Tags: Brand Internalization
Internalizing & Operationalizing The Brand
April 30th, 2010 Posted by Mark Morris in Brand Wisdom

According to a survey of more than 700 business professionals across the U.S.:

  • Over 90% “don’t understand how to effectively represent their company’s brand”
  • Over 75% “don’t support their company’s branding initiatives”
  • Over 50% “don’t know what a brand means”

According to the survey, the problem is that “companies unintentionally keep employees clueless about branding and its significance internally by not relating their external branding efforts back to their employees or customers and by not connecting their employees to branding initiatives, decisions, and results.”

Enter survey #2, another study, which similarly found that “the concept of brand strategy is too often paid only lip service.” Out of 90 global corporations surveyed, just 19 had a long-term brand strategy they were “very satisfied” with. Moreover, 62% of those surveyed “cited lack of senior management support as the most pressing threat to brand’s long-term success.” This study blames a lack of operationalization for the failure of brand to have a real impact. Meaning, that “business needs to…make it more of an organization-wide driver of business decisions—if they expect to reap the full extent of its top- and bottom-line benefits.”

What is the difference between brand internalization and brand operationalization? Why does the difference matter? How can each help the brand succeed? And most importantly, how can a well-integrated brand drive corporate strategic goals?

Let’s begin by defining these terms.

Brand Internalization

We view internalizing the brand as communicating the brand to all employees. Initiatives that simply target senior executives miss the mark, because although their buy-in and support is critical, a handful of employees can’t possibly touch enough constituents to have a real effect on the brand. Messages associated with brand internalization have three distinct purposes:

  • Education—helping employees understand what a brand is, why it is important and what its relationship is to the organization’s reputation.
  • Definition—communicating what the brand stands for and how it is unique and differentiating.
  • Action—helping employees understand what behaviors are expected of them, and how their performance of these behaviors will have a desirable effect on external perceptions of the organization.

In addition, these communications must be inspirational, not just informational, if they are going to be effective.
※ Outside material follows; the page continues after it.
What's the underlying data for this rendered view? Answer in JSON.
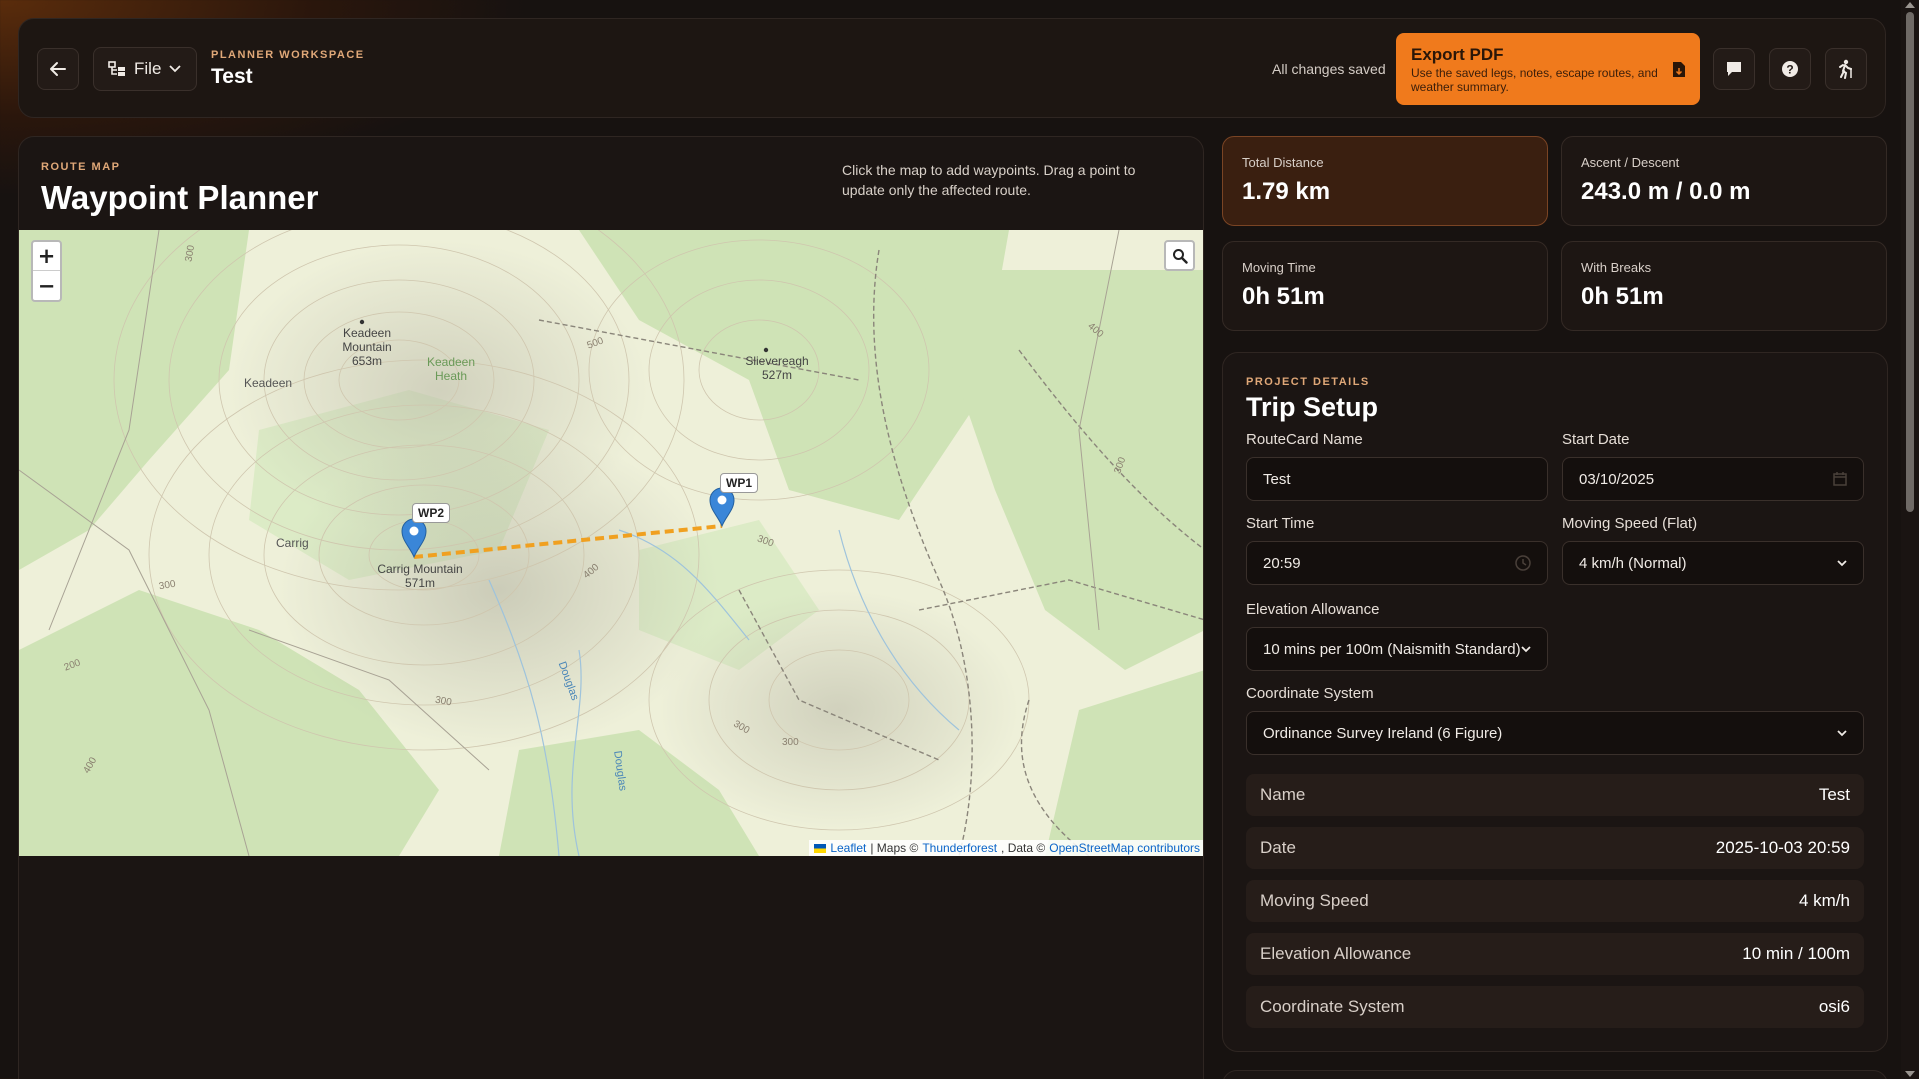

The idea is for employees to gravitate to the brand, rather than think of it as yet another initiative they must comply with.

Brand Operationalization

Separately, operationalizing the brand ensures that it is driven to all functional areas of the company, and is used as a driver for decision making. For employees, this means ensuring that two key elements are in place:

  • Motivation: “What’s in it for me?” is a logical response to the behavioral change that branding requires. Consequently there must be a reward for living the brand. This is accomplished by infusing it into performance and compensation programs and setting a platform of rewards and retribution for compliance.
  • Tools: If employees are going to be responsible for living the brand, they must be adequately equipped to do so. Everyone, whether “on-stage” (customer-facing) or “backstage,” must be given sufficient resources to infuse the brand into their own day-to-day functions. Since operationalization is such a comprehensive endeavor, it is most effectively executed step-by-step. This means holding workshops division by division, functional area by functional area, until the brand promise becomes so specific that each employee finds it meaningful to their role in the company. Building on the level of knowledge and understanding that employees already have about the brand, these workshops should provide:
    • Specificity: A detailed understanding of the connection between the brand’s external promises (in advertising, PR, and so on) and what it means to actually deliver on those promises every day.
    • Reality Check: A comparison between the brand promise and the actual experience that constituents are having with the brand. Here employees are asked to consider whether the reality of the brand supports the promise—and what the consequences are for the organization.
    • Integration: An expansive, but also very specific, view of how the organization will look once the brand is fully integrated into all processes, including product and service development.
    • Filters: A set of tools that help the employee continually and effectively discern whether their actions are “on-brand” or not. These tools are critical if the brand is actually going to be used as a basis for daily decision-making.

The overarching intent of both internalization and operationalization is to progressively strengthen the brand. This is accomplished by reviewing, improving, and focusing the quality of the organization’s relationships in very specific ways, including ensuring that its reputation is “on track” with its desired brand state. In this view, to produce maximum return on investment, the brand must become an integral part of the culture, inspiring the workforce to collectively support the organization’s vision, strategic direction, and tangible goals.

As Diane Beecher, Senior Partner and Chief Brand Communications Officer at The Brand Consultancy, puts it: “Internalizing and operationalizing your brand can have many positive internal effects. It can align the organization against your strategic goals; motivate a complacent workforce; provide leadership and an inspirational voice; increase retention rates; and even jumpstart recruitment efforts. In the process, you strengthen your reputation with external stakeholders, as well as your relationships with internal stakeholders. It’s a win/win scenario.”